On the forces at play during kilometer-scale iceberg calving: insight from numerical simulations

Iceberg calving is a complex process often followed by the capsize of the newborn iceberg because of the torque created by the buoyancy and gravity forces. In the case of kilometer-scale icebergs, calving/capsize events can trigger seismic waves (glacial earthquakes) recorded hundreds of kilometers away by global seismic networks.
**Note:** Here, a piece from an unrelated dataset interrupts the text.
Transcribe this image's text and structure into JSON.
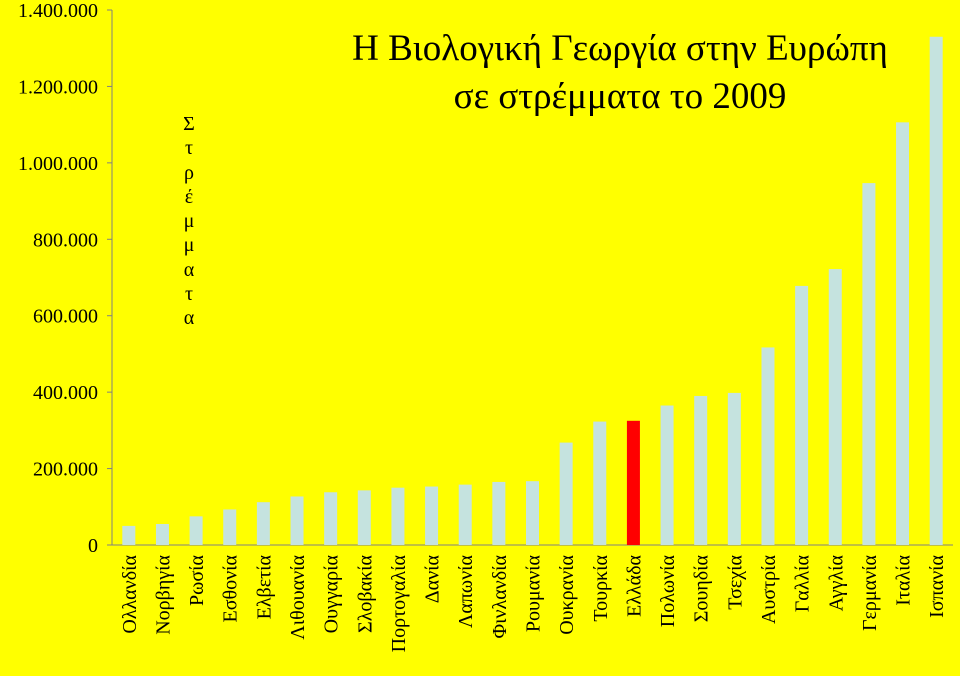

These recordings contain information on the seismic source such as the calved-iceberg volume as well as the contact force applied by the iceberg on the glacier, the glacier dynamical response but also water waves and flow following the capsize.

To obtain an accurate estimation of the iceberg volume, it is necessary to couple seismic inversion of glacial earthquakes with numerical modeling of the capsize [Sergeant 2019]. Therefore, based on our previous work, we use a Computational Fluid Dynamics (CFD) model to simulate the fluid-structure interaction between the ocean and an iceberg capsizing against a glacier terminus. The model reproduces with great accuracy lab experiments (rotation kinematics, effect of calving type, hydrodynamic pressure, etc).

In this talk, we will focus on field-scale simulations. We will show that the forces applied on the glacier terminus due to the hydrodynamic pressure and to the iceberg-glacier contact appear to have similar amplitudes, are of opposite signs, and depend on the iceberg geometry. We also give a first estimation of the glacier deformation under the action of these forces. Our CFD simulations make it possible to compute the water velocity field in which values exceed 10 m/s close to the 200-meters-high-iceberg capsize.

Sergeant, A. et al. (2019) ‘Monitoring Greenland ice sheet buoyancy-driven calving discharge using glacial earthquakes’, Annals of Glaciology, 60(79), pp. 75–95. doi:10.1017/aog.2019.7.